Her return to the series was in high demand compared to other characters, with a Change.org petition calling for her return receiving more than 26,000 signatures. According to an IT Media reader poll, Serena was the most popular female character in the series, receiving more than a quarter of the vote, with many commenters expressing disappointment that she was removed from the anime. While discussing the prospects of her returning, Comic Book Resources writer Ryan McCarthy argued that, despite the popularity of such a request, she likely would not return in a major capacity. He argued that if she did, the kiss would have to be addressed, which would detract from the emphasis on adventure to focus on romance, which he believed would not fit the tone of the show. Serena's eventual return to the anime was criticized by Game Rant writer Levana Jane Chester-Londt, arguing that the limited amount of interaction between Ash and Serena was disappointing.
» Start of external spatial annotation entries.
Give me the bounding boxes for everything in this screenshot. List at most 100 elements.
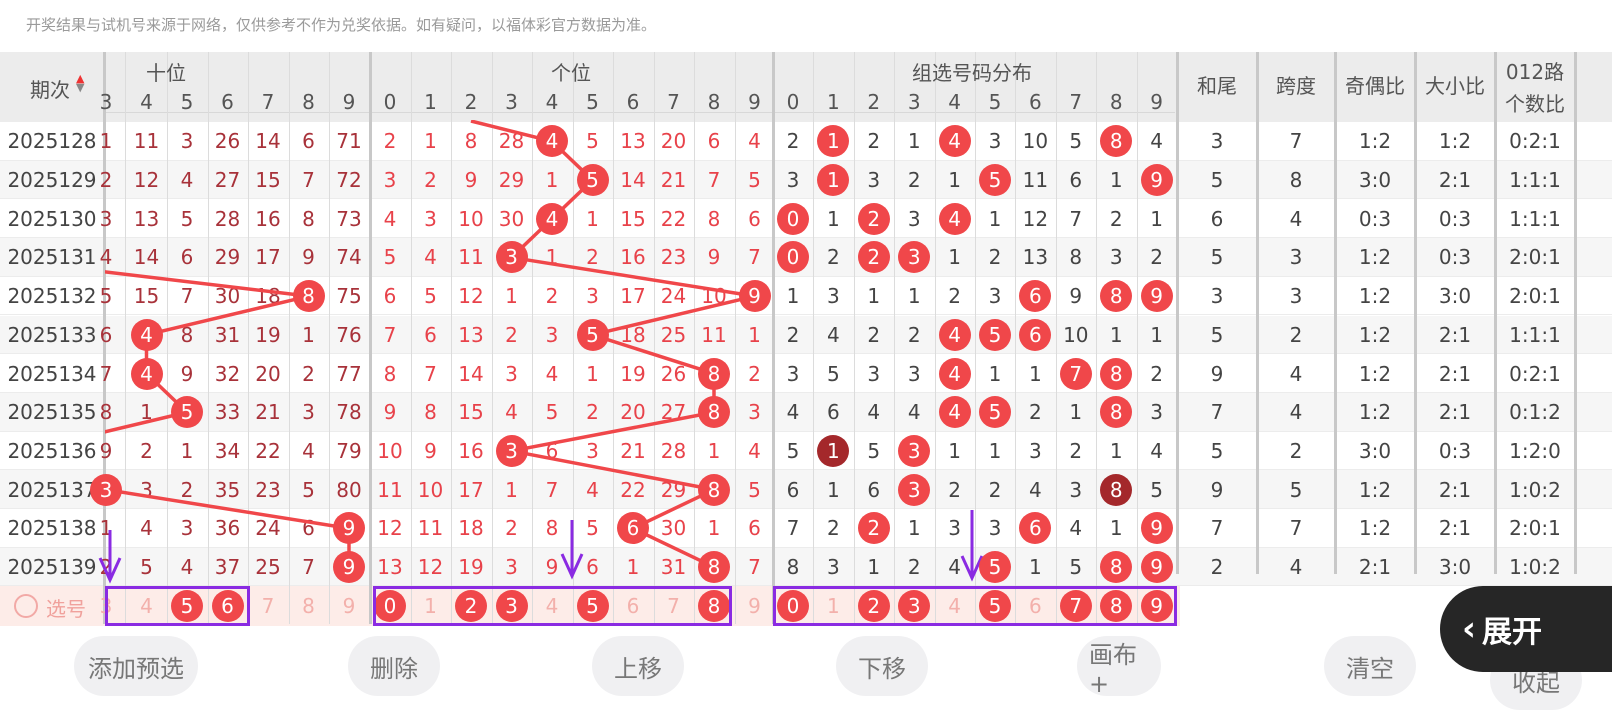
- units-select-ball[interactable]: 3: [495, 590, 528, 623]
- tens-ball: 4: [130, 357, 163, 390]
- header-mod012: 012路: [1505, 59, 1565, 84]
- tens-cell: 5: [140, 555, 153, 580]
- units-cell: 1: [505, 477, 518, 502]
- add-preselect-button[interactable]: 添加预选: [74, 636, 198, 696]
- tens-cell: 32: [214, 361, 241, 386]
- header-units-digit: 4: [545, 90, 559, 114]
- units-cell: 19: [458, 555, 484, 580]
- tens-select-ball[interactable]: 6: [211, 590, 244, 623]
- group-cell: 1: [907, 129, 921, 154]
- trend-chart-table[interactable]: 期次 ▲ ▼ 十位 个位 组选号码分布 和尾 跨度 奇偶比 大小比 012路 个数比 3 4 5 6 7 8 9 0 0…: [0, 0, 1612, 630]
- group-cell: 1: [988, 206, 1002, 231]
- units-cell: 14: [458, 361, 484, 386]
- tens-cell: 7: [302, 168, 315, 193]
- group-cell: 2: [1109, 206, 1123, 231]
- span-cell: 4: [1289, 206, 1303, 231]
- section-divider: [1256, 52, 1259, 574]
- units-cell: 12: [377, 516, 403, 541]
- group-select-ball[interactable]: 3: [898, 590, 931, 623]
- clear-button[interactable]: 清空: [1324, 636, 1416, 696]
- units-cell: 16: [458, 438, 484, 463]
- column-divider: [125, 52, 126, 624]
- units-cell: 30: [498, 206, 525, 231]
- move-down-button[interactable]: 下移: [836, 636, 928, 696]
- group-cell: 1: [948, 168, 961, 193]
- sort-icon[interactable]: ▲ ▼: [76, 72, 85, 94]
- odd-even-cell: 1:2: [1358, 477, 1392, 502]
- section-divider: [1176, 52, 1179, 574]
- group-cell: 5: [1069, 555, 1083, 580]
- move-up-button[interactable]: 上移: [592, 636, 684, 696]
- column-divider: [532, 52, 533, 624]
- group-cell: 1: [1029, 555, 1042, 580]
- big-small-cell: 2:1: [1438, 361, 1472, 386]
- units-select-digit[interactable]: 1: [424, 594, 437, 619]
- tens-select-ball[interactable]: 5: [171, 590, 203, 623]
- group-cell: 1: [786, 284, 800, 309]
- group-ball: 9: [1140, 551, 1173, 584]
- group-select-ball[interactable]: 5: [979, 590, 1011, 623]
- canvas-plus-button[interactable]: 画布+: [1077, 636, 1161, 698]
- chevron-left-icon: ‹: [1462, 609, 1477, 649]
- table-row: [0, 122, 1612, 161]
- tens-cell: 7: [180, 284, 194, 309]
- units-cell: 1: [626, 555, 640, 580]
- units-ball: 4: [536, 125, 568, 158]
- units-select-digit[interactable]: 6: [626, 594, 640, 619]
- units-select-ball[interactable]: 5: [576, 590, 609, 623]
- header-group-digit: 8: [1109, 90, 1123, 114]
- selection-box: [373, 586, 732, 627]
- header-big-small: 大小比: [1425, 73, 1485, 98]
- odd-even-cell: 1:2: [1358, 284, 1392, 309]
- units-cell: 10: [701, 284, 727, 309]
- group-cell: 1: [1069, 400, 1083, 425]
- group-ball: 8: [1100, 551, 1133, 584]
- period-cell: 2025132: [7, 284, 97, 309]
- units-select-ball[interactable]: 2: [455, 590, 487, 623]
- group-select-digit[interactable]: 6: [1029, 594, 1042, 619]
- tens-ball: 5: [171, 396, 203, 429]
- section-divider: [1414, 52, 1417, 574]
- tens-select-digit[interactable]: 4: [140, 594, 153, 619]
- units-ball: 4: [536, 202, 568, 235]
- units-select-digit[interactable]: 9: [748, 594, 761, 619]
- period-cell: 2025131: [7, 245, 97, 270]
- units-cell: 23: [660, 245, 687, 270]
- group-select-ball[interactable]: 8: [1100, 590, 1133, 623]
- units-cell: 1: [545, 168, 559, 193]
- group-select-ball[interactable]: 9: [1140, 590, 1173, 623]
- tens-select-digit[interactable]: 8: [302, 594, 315, 619]
- delete-button[interactable]: 删除: [348, 636, 440, 696]
- header-odd-even: 奇偶比: [1345, 73, 1405, 98]
- selection-box: [773, 586, 1177, 627]
- units-cell: 6: [545, 438, 559, 463]
- select-radio[interactable]: [14, 594, 38, 619]
- group-cell: 1: [1109, 322, 1123, 347]
- expand-button[interactable]: ‹ 展开: [1440, 586, 1612, 672]
- tens-select-digit[interactable]: 9: [342, 594, 356, 619]
- group-cell: 6: [827, 400, 840, 425]
- sum-tail-cell: 5: [1210, 168, 1224, 193]
- group-cell: 3: [827, 555, 840, 580]
- tens-cell: 17: [255, 245, 281, 270]
- group-cell: 10: [1022, 129, 1049, 154]
- group-select-ball[interactable]: 0: [777, 590, 809, 623]
- group-select-ball[interactable]: 7: [1059, 590, 1092, 623]
- units-cell: 8: [383, 361, 397, 386]
- units-cell: 2: [545, 284, 559, 309]
- units-select-ball[interactable]: 8: [698, 590, 730, 623]
- group-cell: 3: [786, 168, 800, 193]
- group-ball: 8: [1100, 357, 1133, 390]
- span-cell: 2: [1289, 322, 1303, 347]
- units-select-digit[interactable]: 7: [667, 594, 680, 619]
- tens-select-digit[interactable]: 7: [261, 594, 275, 619]
- group-select-digit[interactable]: 1: [827, 594, 840, 619]
- section-divider: [772, 52, 775, 624]
- units-select-ball[interactable]: 0: [374, 590, 406, 623]
- group-ball: 9: [1140, 280, 1173, 313]
- units-cell: 1: [586, 206, 599, 231]
- units-select-digit[interactable]: 4: [545, 594, 559, 619]
- group-select-ball[interactable]: 2: [857, 590, 890, 623]
- units-cell: 4: [545, 361, 559, 386]
- group-select-digit[interactable]: 4: [948, 594, 961, 619]
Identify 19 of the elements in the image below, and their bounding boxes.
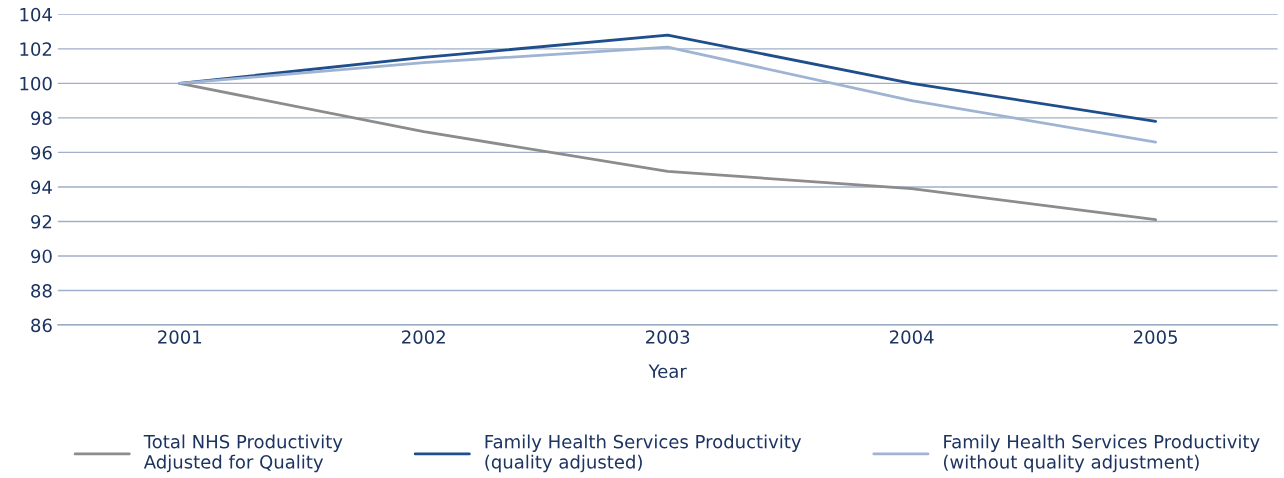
y-tick-label: 104 bbox=[20, 7, 52, 22]
legend-label: Total NHS Productivity Adjusted for Quality bbox=[143, 434, 343, 473]
x-tick-label: 2003 bbox=[646, 330, 690, 344]
y-tick-label: 88 bbox=[31, 283, 52, 298]
y-tick-label: 90 bbox=[31, 249, 52, 264]
x-tick-label: 2001 bbox=[158, 330, 202, 344]
y-tick-label: 98 bbox=[31, 111, 52, 126]
x-axis-title: Year bbox=[648, 364, 687, 379]
y-tick-label: 92 bbox=[31, 214, 52, 229]
x-tick-label: 2004 bbox=[889, 330, 934, 344]
y-tick-label: 102 bbox=[20, 42, 52, 56]
y-tick-label: 96 bbox=[31, 145, 52, 160]
y-tick-label: 100 bbox=[20, 76, 52, 91]
x-tick-label: 2002 bbox=[402, 330, 445, 344]
y-tick-label: 86 bbox=[31, 318, 52, 333]
legend-label: Family Health Services Productivity (quality adjusted) bbox=[485, 434, 802, 473]
y-tick-label: 94 bbox=[31, 180, 52, 195]
legend-label: Family Health Services Productivity (without quality adjustment) bbox=[943, 434, 1260, 473]
x-tick-label: 2005 bbox=[1133, 330, 1177, 344]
Overall, the episode featuring Serena's return to the anime in Pokémon Journeys was very warmly received. According to a Nicolive anime survey conducted among Japanese viewers immediately following the episode's broadcast, 88.4 percent of viewers gave it the highest rating, ultimately ranking it as the 4th highest-rated episode of the Pokémon Journeys series (9th if the episodes from the Pokémon: To Be a Pokémon Master epilogue miniseries are included).